Bryndís Snæbjörnsdóttir and Mark Wilson

(IS)

Snæbjörnsdóttir/Wilson are an Icelandic–British artist duo whose collaborative practice investigates human–nonhuman relationships through research-driven installations, photography, video, and text. Since the early 2000s, they have explored the cultural and ecological implications of species displacement, extinction, and conservation. Their acclaimed projects combine fieldwork, archival research, and interdisciplinary collaboration to question how we define and care for other species, revealing the complexities and contradictions in human attitudes toward nature.
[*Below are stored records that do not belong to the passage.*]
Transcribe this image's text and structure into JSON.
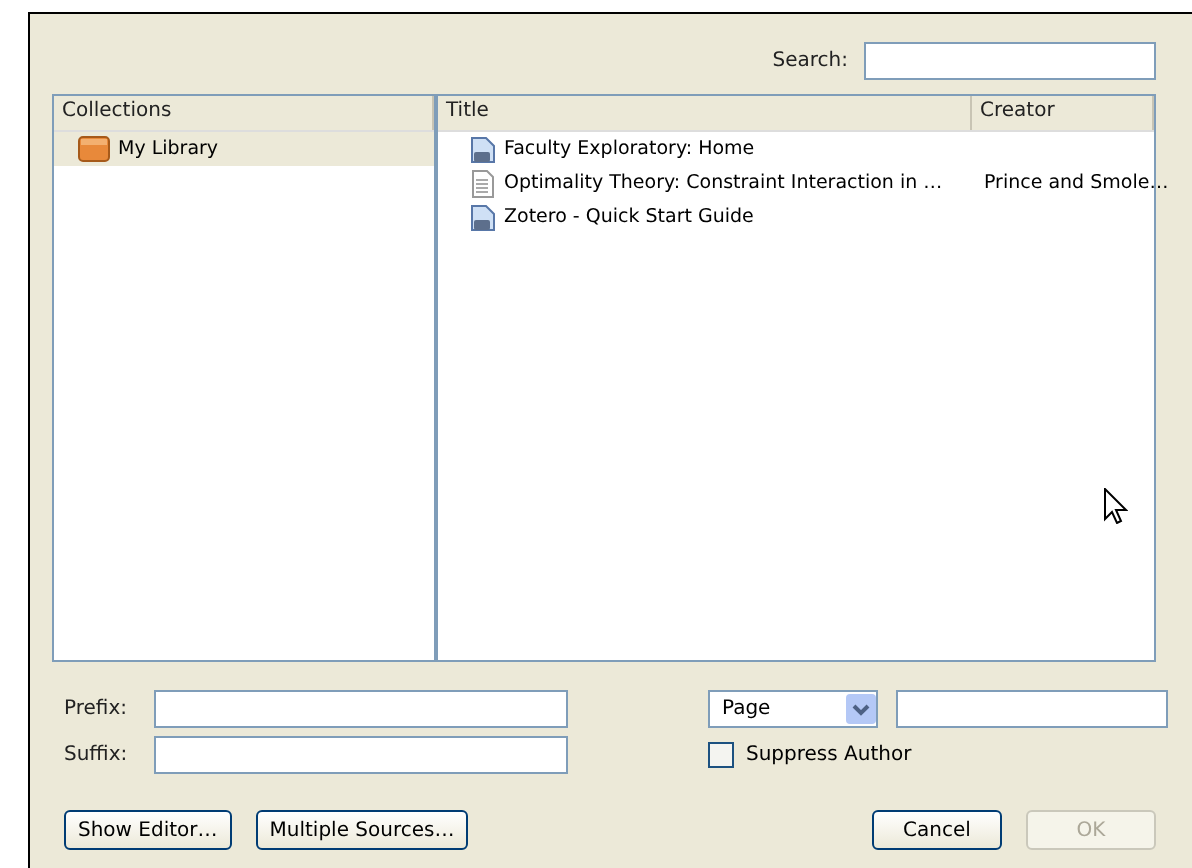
{
  "search": {
    "label": "Search:"
  },
  "collections": {
    "header": "Collections",
    "items": [
      {
        "label": "My Library",
        "selected": true
      }
    ]
  },
  "items": {
    "columns": [
      "Title",
      "Creator"
    ],
    "rows": [
      {
        "kind": "webpage",
        "title": "Faculty Exploratory: Home",
        "creator": "",
        "selected": false
      },
      {
        "kind": "document",
        "title": "Optimality Theory: Constraint Interaction in …",
        "creator": "Prince and Smole…",
        "selected": false
      },
      {
        "kind": "webpage",
        "title": "Zotero - Quick Start Guide",
        "creator": "",
        "selected": false
      }
    ]
  },
  "prefix": {
    "label": "Prefix:"
  },
  "suffix": {
    "label": "Suffix:"
  },
  "locator": {
    "value": "Page"
  },
  "suppress_author": {
    "label": "Suppress Author",
    "checked": false
  },
  "buttons": [
    {
      "label": "Show Editor…",
      "disabled": false
    },
    {
      "label": "Multiple Sources…",
      "disabled": false
    }
  ],
  "dialog_buttons": [
    {
      "label": "Cancel",
      "disabled": false
    },
    {
      "label": "OK",
      "disabled": true
    }
  ]
}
Time and Tide (2022) and Time and Again (2023) are portrait-format video works that weave together sound and image through recorded narratives of polar bear arrivals in Iceland, evoking fragile encounters between human and non-human histories. Shown in dialogue with sculptural works, they extend a practice of material and ecological storytelling. Matrix (Svalbard) (2020), a hand-blown glass sculpture proportioned at 1:20 to the dimensions of a real polar bear den in Svalbard, based on scientific drawings from Norwegian researchers, anchors the video’s themes of habitat and presence in fragile form and light. Totemic Objects (2023) transforms driftwood, clay, and animal remains into hybrid forms that suggest both relic and future fossil, gesturing toward the interdependence and precarity of life. Together, these works emerge from the long-term Visitations research project, for which the artists received the Icelandic Art Prize in 2022, and continue their inquiry into the shifting boundaries between species, landscape, and myth.